The episode doesn't have any outstanding scenes in it -- except for the fact that it was obviously filmed aboard a ship at sea. And the plot is heaped with more than the usual number of improbabilities. I'll give one example. Vaughan has used a pair of surgical gloves when he fired the pistol that killed the young lady. Okay. Then he throws the gun into a laundry cart where it will be found. Columbo of course finds the gun but is puzzled in that it has no fingerprints. That means, supposedly, that the murderer wore gloves. But no gloves were found during a search. Where are the gloves, wonders Columbo. "Maybe he threw them overboard," says Vaughan helpfully. Yes, but if he didn't have time to throw the gun overboard, how could he have managed to throw the gloves overboard? The gloves must be hidden somewhere, insists Columbo. If he could only find them. Well, of course, Vaughan is able to steal another pair of surgical gloves, fire another pistol (?) in order to put powder burns on them, and turn them over to Columbo to seal the frame.
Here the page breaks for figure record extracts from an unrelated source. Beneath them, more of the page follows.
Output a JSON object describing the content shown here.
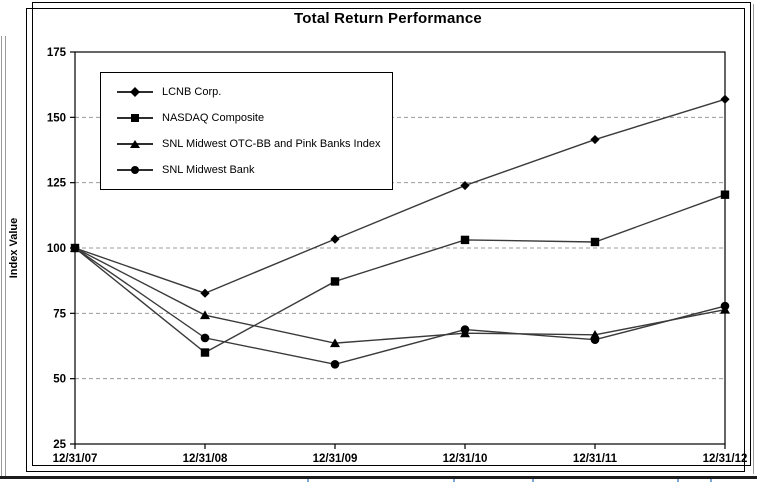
{
  "page": {
    "background": "#ffffff",
    "accent_colors": {
      "series": "#000000",
      "gridline": "#999999",
      "table_rule": "#1c1c1c",
      "table_tick_blue": "#7da7d9"
    }
  },
  "chart_data": {
    "type": "line",
    "title": "Total Return Performance",
    "xlabel": "",
    "ylabel": "Index Value",
    "ylim": [
      25,
      175
    ],
    "ytick_step": 25,
    "yticks": [
      25,
      50,
      75,
      100,
      125,
      150,
      175
    ],
    "grid": "horizontal-dashed",
    "legend_position": "upper-left-inside",
    "categories": [
      "12/31/07",
      "12/31/08",
      "12/31/09",
      "12/31/10",
      "12/31/11",
      "12/31/12"
    ],
    "series": [
      {
        "name": "LCNB Corp.",
        "marker": "diamond",
        "color": "#000000",
        "values": [
          100,
          82.7,
          103.4,
          123.9,
          141.5,
          156.9
        ]
      },
      {
        "name": "NASDAQ Composite",
        "marker": "square",
        "color": "#000000",
        "values": [
          100,
          60.0,
          87.2,
          103.1,
          102.3,
          120.4
        ]
      },
      {
        "name": "SNL Midwest OTC-BB and Pink Banks Index",
        "marker": "triangle",
        "color": "#000000",
        "values": [
          100,
          74.3,
          63.6,
          67.4,
          66.8,
          76.4
        ]
      },
      {
        "name": "SNL Midwest Bank",
        "marker": "circle",
        "color": "#000000",
        "values": [
          100,
          65.6,
          55.5,
          68.8,
          64.9,
          77.8
        ]
      }
    ]
  }
}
Instead, the gloves merely prove that Vaughan is the murderer. Question: Why does everyone assume the murderer, if he couldn't have had time to fling the incriminating gloves over the side, must have hidden them somewhere. They were surgical gloves. He could have burned the damned things -- or flushed them down the toilet.

But these kinds of plot holes, through which a viewer unwilling to suspend disbelief might drive a Volkswagon, are common in all the episodes. What holds this story together so tightly is that the incidents, the separate scenes, bind it together. There isn't any wasted time. (There's only one really comic moment, with Columbo about to vomit.) And there is the exploration of various nautical settings -- the ship's sick bay, the ballroom, a weather deck with the wind howling about the actor's ears, and there is Jane Greer, looking just great, as a savvy older wife. It's nice to see Patrick MacNee as the Captain too, and Robert Douglas, immortal as Lord Wolfingham in The Sea Hawk, as the ship's doctor. The real passengers on this cruise to Mazatlan must have had a ball. You can see some of them grinning in the background of some shots, tickled pink to be in the movies. (Did they get a box lunch at least?) In fact everyone seems to be enjoying himself. You probably will too.